Banyak negara secara tegas menetapkan siapa yang disebut sebagai konsumen dalam perundang-undangannya, konsumen dibatasi sebagai “setiap orang yang membeli barang yang disepakati, baik menyangkut harga dan cara-cara pembayarannya, tetapi tidak termasuk mereka yang mendapatkan barang untuk dijual kembali atau lain-lain keperluan komersial (Consumer protection Act No. 68 of 1986 Pasal 7 huruf C).

Perancis mendefinisikan konsumen sebagai; “A privat person using goods and services for privat ends”. Sementara Spanyol menganut definisi konsumen sebagai berikut: “Any individual or company who is the ultimatebuyer or user of personal or real property, products, services, or activities, regardless of wheter the seller, supplier or producer is a public or private entity, acting alone or collectively”. 

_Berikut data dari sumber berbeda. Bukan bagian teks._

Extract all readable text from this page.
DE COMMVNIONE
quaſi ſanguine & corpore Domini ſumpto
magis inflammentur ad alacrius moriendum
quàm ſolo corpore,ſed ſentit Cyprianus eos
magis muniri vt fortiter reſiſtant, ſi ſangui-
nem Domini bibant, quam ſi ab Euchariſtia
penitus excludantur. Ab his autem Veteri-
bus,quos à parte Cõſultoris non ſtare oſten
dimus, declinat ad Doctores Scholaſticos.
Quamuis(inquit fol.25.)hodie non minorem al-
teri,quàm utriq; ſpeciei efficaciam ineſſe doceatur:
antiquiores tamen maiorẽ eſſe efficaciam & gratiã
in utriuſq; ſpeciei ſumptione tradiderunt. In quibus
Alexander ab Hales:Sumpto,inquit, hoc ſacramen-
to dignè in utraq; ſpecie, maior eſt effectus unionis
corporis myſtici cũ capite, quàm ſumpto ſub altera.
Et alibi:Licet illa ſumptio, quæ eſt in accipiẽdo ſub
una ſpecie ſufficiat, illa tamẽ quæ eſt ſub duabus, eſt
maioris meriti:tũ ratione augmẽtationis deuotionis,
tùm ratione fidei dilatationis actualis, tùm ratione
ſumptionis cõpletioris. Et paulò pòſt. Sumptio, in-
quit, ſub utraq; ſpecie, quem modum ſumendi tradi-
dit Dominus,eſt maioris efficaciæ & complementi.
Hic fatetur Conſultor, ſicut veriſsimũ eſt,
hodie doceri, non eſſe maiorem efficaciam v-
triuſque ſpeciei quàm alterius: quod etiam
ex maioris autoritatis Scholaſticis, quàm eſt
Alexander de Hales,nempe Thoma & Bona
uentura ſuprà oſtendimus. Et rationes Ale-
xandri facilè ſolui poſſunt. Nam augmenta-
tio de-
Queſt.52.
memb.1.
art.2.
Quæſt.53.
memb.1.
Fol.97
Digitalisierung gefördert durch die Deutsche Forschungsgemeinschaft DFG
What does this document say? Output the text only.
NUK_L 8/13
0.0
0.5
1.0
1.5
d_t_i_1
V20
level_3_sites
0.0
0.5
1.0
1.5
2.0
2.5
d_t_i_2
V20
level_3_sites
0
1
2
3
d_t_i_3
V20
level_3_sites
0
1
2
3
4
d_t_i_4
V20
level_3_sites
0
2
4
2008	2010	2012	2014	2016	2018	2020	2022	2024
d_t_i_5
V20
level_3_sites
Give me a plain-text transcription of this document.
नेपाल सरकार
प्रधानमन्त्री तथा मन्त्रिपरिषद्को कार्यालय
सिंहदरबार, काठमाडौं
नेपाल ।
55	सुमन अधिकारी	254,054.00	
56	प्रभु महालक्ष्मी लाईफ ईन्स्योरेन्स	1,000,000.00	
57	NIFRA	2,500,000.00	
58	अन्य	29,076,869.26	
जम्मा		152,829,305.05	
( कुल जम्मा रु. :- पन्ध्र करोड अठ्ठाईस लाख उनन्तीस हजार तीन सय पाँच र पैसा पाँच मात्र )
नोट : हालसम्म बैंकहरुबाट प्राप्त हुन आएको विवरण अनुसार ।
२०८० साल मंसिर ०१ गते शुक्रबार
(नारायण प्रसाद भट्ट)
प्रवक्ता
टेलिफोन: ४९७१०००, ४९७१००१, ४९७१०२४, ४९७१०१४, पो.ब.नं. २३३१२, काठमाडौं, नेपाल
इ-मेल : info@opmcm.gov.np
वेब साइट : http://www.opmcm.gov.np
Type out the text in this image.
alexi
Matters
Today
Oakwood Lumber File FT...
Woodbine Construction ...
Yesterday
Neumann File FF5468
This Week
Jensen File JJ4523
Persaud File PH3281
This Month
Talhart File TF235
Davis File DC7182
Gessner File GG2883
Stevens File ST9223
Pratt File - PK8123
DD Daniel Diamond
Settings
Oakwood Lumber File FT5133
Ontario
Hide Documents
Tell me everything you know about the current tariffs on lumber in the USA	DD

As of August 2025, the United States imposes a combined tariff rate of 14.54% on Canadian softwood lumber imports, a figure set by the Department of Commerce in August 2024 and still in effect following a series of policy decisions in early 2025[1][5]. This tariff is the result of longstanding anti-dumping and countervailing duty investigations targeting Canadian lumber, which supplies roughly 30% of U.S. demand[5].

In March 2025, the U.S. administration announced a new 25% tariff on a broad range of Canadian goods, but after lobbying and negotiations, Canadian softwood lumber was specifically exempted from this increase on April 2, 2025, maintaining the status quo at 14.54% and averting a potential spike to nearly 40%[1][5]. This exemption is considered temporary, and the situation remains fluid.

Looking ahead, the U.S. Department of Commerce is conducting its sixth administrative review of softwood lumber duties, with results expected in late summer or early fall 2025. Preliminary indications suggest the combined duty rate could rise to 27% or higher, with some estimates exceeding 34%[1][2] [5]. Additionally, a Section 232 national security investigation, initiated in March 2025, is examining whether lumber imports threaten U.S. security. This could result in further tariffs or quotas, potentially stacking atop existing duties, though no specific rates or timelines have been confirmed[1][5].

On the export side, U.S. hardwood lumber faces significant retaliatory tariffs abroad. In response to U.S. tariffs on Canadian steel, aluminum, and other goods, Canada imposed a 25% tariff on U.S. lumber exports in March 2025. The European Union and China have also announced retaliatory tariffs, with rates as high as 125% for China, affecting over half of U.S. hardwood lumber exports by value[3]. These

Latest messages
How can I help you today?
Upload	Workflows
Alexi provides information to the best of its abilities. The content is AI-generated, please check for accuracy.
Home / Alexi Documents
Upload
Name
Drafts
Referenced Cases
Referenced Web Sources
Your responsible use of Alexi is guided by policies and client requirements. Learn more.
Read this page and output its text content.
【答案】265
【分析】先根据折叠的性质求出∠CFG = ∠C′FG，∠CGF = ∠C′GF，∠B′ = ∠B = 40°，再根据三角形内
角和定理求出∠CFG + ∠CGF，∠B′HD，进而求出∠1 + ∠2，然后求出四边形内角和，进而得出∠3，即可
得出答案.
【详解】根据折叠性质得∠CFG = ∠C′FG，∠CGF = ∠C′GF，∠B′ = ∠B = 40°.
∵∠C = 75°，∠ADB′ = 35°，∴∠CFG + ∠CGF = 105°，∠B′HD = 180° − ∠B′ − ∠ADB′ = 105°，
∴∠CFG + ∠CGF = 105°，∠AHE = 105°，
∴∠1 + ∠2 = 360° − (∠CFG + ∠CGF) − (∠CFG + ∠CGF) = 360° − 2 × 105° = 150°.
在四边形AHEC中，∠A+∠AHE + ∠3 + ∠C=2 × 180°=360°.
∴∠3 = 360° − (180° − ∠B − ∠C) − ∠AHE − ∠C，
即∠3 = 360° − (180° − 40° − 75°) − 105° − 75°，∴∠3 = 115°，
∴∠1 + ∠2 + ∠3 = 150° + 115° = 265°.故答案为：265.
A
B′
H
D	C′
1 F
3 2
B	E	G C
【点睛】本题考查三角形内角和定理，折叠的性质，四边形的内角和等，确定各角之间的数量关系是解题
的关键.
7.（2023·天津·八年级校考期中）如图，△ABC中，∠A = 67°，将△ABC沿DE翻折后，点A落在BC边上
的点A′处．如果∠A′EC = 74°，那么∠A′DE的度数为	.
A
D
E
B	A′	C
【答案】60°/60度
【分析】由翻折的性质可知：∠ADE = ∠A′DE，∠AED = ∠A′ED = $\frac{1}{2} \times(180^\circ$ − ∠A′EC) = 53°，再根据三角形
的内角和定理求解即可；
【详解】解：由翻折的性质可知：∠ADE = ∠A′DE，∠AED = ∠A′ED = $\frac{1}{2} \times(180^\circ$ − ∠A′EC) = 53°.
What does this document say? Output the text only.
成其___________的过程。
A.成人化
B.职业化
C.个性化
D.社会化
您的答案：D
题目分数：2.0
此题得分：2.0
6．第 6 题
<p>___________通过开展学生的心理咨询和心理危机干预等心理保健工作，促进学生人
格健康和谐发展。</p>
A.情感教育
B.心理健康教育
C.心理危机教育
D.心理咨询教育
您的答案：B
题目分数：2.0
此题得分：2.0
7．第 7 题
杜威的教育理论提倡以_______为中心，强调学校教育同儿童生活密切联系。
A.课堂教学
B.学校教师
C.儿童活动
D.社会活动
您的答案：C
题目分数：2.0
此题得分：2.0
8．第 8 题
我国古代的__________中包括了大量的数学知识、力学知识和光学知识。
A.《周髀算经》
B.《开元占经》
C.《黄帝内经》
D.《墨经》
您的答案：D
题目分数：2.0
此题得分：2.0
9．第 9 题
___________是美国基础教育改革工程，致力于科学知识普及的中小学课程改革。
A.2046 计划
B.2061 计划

Selain itu dalam rancangan akademik Undang-undang tentang Konsumen oleh Tim Peneliti UI dalam Ketentuan Umum Pasal 1. Dalam Undang-undang ini yang dimaksud dengan : “Konsumen adalah setiap orang atau keluarga yang mendapatkan barang untuk dipakai dan tidak untuk dipakai dan tidak untuk diperdagangkan”.

Tim Peneliti UI tidak membatasi konsumen dalam hubungan dengan didapatkannya barang yaitu dalam hal ini tidak perlu ada hubungan jual beli. Misalnya seorang kepala keluarga yang membeli barang untuk dinikmati oleh seluruh anggota keluarga, maka anggota keluarga yang memakai walau tidak membeli langsung juga merupakan kategori konsumen.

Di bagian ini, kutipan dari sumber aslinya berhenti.